The essence of any economy is a human need called consumption. This is the need that translates into a demand for goods and services, which in turn trigger production and exchange. Not quite material for a law book! Sanctioned for over a decade by the West, this emaciated, ribbed workforce today survives spectre-thin, reeling from a new round of income-related sanctions package whose face resembles one Tendai Biti.

The minister behaves as if he has not heard of John Meynard Keynes and his post-WW1 theory on how governments should and do behave after major disasters like or akin to a major war.
The reader does not need me to know that the more-than decade-old sanctions are a mere five years younger than our war of Independence. He behaves as if the first commandment was written by one Friedman!
Since Biti's heroes are in the West, I will approach him on his terms.
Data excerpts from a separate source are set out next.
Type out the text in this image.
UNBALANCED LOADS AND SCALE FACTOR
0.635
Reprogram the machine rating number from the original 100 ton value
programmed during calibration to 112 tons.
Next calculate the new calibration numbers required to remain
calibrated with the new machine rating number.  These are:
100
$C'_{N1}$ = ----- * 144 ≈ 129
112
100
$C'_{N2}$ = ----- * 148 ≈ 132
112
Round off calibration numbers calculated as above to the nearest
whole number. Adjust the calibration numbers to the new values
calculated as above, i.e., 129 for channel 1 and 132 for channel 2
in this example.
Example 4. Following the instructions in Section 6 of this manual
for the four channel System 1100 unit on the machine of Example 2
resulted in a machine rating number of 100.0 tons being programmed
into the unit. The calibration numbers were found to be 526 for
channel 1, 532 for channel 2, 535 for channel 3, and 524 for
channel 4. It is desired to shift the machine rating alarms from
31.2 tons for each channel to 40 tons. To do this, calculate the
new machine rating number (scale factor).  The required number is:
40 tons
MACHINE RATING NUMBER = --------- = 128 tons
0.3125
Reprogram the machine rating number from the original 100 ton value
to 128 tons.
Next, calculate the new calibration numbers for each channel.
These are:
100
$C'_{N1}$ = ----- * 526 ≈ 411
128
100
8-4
After Versailles, defeated Germany was supposed to pay reparations to "the uttermost farthing". The victorious allies sought to exact from Germany reparations which were the value of another world war, something which gave proud Germany an easy choice between a humiliating peace and a second world war. Britain's Churchill whom I am sure Minister Biti knows and possibly reveres, castigated this foolish stance by the allies, one designed more to appease public sentiment than to build peace. He wrote: "The multitudes remained plunged in ignorance of the simplest economic facts, and their leaders, seeking their votes, did not dare to undeceive them.

The newspapers, after their fashion, reflected and emphasised the prevailing opinions. Few voices were raised to explain that payment of reparations can only be made by services or by the physical transportation of goods in wagons across land frontiers or in ships across salt water; or that when these goods arrive in demanding countries they dislocate the local industry except in very primitive or rigorously-controlled societies."He predicted that history "will characterise all these transctions as insane" as they laid the foundation for a resurging martial Germany and the economic blizzard we now know as the great depression.

Apart from the consequences of a second world war, Europe - Britain included - faced an era of unstable governments as the already squeezed electorate voted out one government after another, voted in one coalition after another. In Britain itself, the Labour-Socialist Prime Minister called Ramsay MacDonald proposed a programme of austerity and sacrifice for an already starving, war-weary nation. Wrote Churchill: "The mass of the people were asked to vote for a regime of self-denial." I don't think the minister would have got my point if I had quoted Mahatma Ghandi or any other non-European leader. Why is the Minister asking for a similar vote?